Applications of Nanotechnology:
Everything in this world, from the clothes we wear to the foods and drinks we consume, our own bodies and even the unearthly things that are beyond contemplation are made up of atoms and molecules. So, controlling the atomic and molecular structure of anything would mean desired manipulation that can help us attain infinite benefits in various application of the field.
- The first application that nanotechnology can serve mankind is in energy storage, production and conversion. Nano catalysts can generate large quantities of hydrogen and carbon nano tubes can be used in composite film coatings for solar cells.

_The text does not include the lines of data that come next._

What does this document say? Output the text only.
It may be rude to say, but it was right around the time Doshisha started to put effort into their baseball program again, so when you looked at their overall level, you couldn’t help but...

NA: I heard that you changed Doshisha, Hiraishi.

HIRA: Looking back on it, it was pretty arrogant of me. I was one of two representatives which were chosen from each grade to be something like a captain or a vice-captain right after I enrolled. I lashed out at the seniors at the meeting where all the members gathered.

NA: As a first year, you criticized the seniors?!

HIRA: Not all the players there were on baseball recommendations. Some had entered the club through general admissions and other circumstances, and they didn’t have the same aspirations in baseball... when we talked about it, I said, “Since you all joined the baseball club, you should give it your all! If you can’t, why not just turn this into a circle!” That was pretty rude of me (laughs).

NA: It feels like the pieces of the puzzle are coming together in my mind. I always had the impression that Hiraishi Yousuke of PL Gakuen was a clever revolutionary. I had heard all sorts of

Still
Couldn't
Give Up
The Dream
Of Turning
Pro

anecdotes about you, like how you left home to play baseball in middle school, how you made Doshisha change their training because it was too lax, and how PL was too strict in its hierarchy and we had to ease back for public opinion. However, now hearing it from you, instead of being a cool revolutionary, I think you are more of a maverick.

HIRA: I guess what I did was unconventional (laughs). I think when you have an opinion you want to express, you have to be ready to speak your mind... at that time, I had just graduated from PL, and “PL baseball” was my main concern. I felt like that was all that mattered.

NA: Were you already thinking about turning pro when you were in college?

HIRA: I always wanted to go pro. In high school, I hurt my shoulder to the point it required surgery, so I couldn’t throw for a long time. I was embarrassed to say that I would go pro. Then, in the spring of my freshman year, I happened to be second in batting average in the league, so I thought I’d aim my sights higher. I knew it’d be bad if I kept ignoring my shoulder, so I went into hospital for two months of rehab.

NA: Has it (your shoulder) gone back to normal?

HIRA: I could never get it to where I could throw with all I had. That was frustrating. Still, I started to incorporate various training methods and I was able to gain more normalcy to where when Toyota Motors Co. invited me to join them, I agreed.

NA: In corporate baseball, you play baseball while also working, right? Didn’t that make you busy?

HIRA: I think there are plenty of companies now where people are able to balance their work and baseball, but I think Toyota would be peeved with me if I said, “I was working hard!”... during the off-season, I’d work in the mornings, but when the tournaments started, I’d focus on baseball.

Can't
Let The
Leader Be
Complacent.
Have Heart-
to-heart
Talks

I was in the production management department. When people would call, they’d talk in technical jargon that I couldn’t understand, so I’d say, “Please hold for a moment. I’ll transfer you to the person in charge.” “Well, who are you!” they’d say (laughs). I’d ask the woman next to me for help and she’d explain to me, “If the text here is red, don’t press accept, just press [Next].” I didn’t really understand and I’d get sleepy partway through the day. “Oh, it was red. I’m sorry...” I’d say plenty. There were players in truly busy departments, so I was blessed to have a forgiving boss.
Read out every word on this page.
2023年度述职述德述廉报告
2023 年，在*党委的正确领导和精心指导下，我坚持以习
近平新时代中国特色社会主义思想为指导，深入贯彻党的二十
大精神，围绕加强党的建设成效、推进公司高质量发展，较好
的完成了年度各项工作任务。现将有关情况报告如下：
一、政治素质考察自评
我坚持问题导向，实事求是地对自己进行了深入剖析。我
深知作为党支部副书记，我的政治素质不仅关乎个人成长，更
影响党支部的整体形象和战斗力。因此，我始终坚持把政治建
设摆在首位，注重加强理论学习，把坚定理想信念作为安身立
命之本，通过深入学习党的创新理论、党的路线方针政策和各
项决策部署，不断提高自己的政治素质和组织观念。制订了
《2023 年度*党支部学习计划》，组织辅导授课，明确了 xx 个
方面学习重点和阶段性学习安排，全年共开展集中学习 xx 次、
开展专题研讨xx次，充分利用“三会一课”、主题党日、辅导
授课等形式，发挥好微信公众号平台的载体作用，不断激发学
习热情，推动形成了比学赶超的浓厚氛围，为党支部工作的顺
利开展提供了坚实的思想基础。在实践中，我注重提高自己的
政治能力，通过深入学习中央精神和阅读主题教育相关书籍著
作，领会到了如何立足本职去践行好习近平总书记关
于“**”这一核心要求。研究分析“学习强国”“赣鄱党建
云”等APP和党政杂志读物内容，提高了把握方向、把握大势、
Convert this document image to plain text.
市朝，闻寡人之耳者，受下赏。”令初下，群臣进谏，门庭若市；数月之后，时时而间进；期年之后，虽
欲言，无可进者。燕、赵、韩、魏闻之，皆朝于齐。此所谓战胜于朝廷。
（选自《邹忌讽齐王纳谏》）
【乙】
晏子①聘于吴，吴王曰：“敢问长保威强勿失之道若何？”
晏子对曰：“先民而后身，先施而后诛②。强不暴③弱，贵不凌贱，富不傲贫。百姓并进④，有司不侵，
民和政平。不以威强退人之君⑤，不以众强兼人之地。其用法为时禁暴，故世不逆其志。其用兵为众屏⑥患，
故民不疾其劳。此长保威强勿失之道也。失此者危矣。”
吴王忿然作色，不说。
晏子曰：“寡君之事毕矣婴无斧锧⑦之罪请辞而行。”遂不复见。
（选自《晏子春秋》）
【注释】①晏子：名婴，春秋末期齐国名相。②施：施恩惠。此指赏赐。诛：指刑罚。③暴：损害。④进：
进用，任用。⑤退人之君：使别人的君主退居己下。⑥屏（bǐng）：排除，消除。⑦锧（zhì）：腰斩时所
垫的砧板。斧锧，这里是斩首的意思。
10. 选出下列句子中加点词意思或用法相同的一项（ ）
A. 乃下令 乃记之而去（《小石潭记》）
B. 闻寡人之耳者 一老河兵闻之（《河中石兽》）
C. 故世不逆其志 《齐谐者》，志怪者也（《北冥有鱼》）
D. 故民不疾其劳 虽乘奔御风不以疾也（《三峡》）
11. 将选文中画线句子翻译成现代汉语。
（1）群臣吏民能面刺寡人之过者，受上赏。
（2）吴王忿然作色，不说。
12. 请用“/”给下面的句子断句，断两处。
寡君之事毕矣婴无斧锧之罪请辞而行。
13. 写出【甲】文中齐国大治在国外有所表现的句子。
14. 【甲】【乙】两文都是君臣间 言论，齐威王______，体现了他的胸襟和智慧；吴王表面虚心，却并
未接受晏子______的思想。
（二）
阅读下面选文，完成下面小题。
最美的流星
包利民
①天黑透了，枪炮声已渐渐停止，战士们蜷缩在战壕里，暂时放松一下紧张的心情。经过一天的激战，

- Nanotechnology and nanoscience can enhance agricultural productivity. Nanomagnets can be used for removal of contaminants from soil and nano sensors can inform about the quality of soil and also monitor plant health.
- Treatment and processing of water and remediation can be quickened through nanotech. Nano sensors can be used for detection of contaminants and pathogens.
- Diagnosis of any disease that is still not curable such as cancer or tumors can be possible through root screening.
- Nanotech can augment our ability to deliver drugs in the body where current machinery and medication can’t deliver as of now.
- Nanotechnology can make concrete and cement structures more robust so as to avoid any possibility of water seepage.
- Food processing and storage can use nanocomposites for plastic film coatings that can prolong the purity and life of the food.
- Air Pollution can be mitigated through nano catalysts that are far more efficient, cheaper, reliable and better-controlled catalytic converters.
- Nano sensors can be used for pest detection as well as nano particles for new insecticides, pesticides and insect repellents.
- Health conditions can also be monitored using nano tubes and nano particles.
Although modern nanotechnology and nanoscience have branched into quite novel fields, nanoscale materials have been in use for centuries but quite unnoticed. Alternate-sized gold and silver particles were used by medieval era artists to create vivid colors in the stained-glass windows of churches centuries ago. The artists then weren’t knowledgeable of the fact that the process they actually employed to create such works of wonder actually led to transformative changes in the composition of the materials they were working with.
Scientists and researchers of this contemporary modern era are looking for ways to manufacture materials at the nano-scale so that benefits from their enhanced properties can be extracted. These properties include increased strength, decreased weight, high rate of control of the spectrum of light and much greater reactivity as when compared with their larger counter parts. But will the benefits of nano tech outweigh the implications it might pose in the future? This is a question that awaits answering in the future.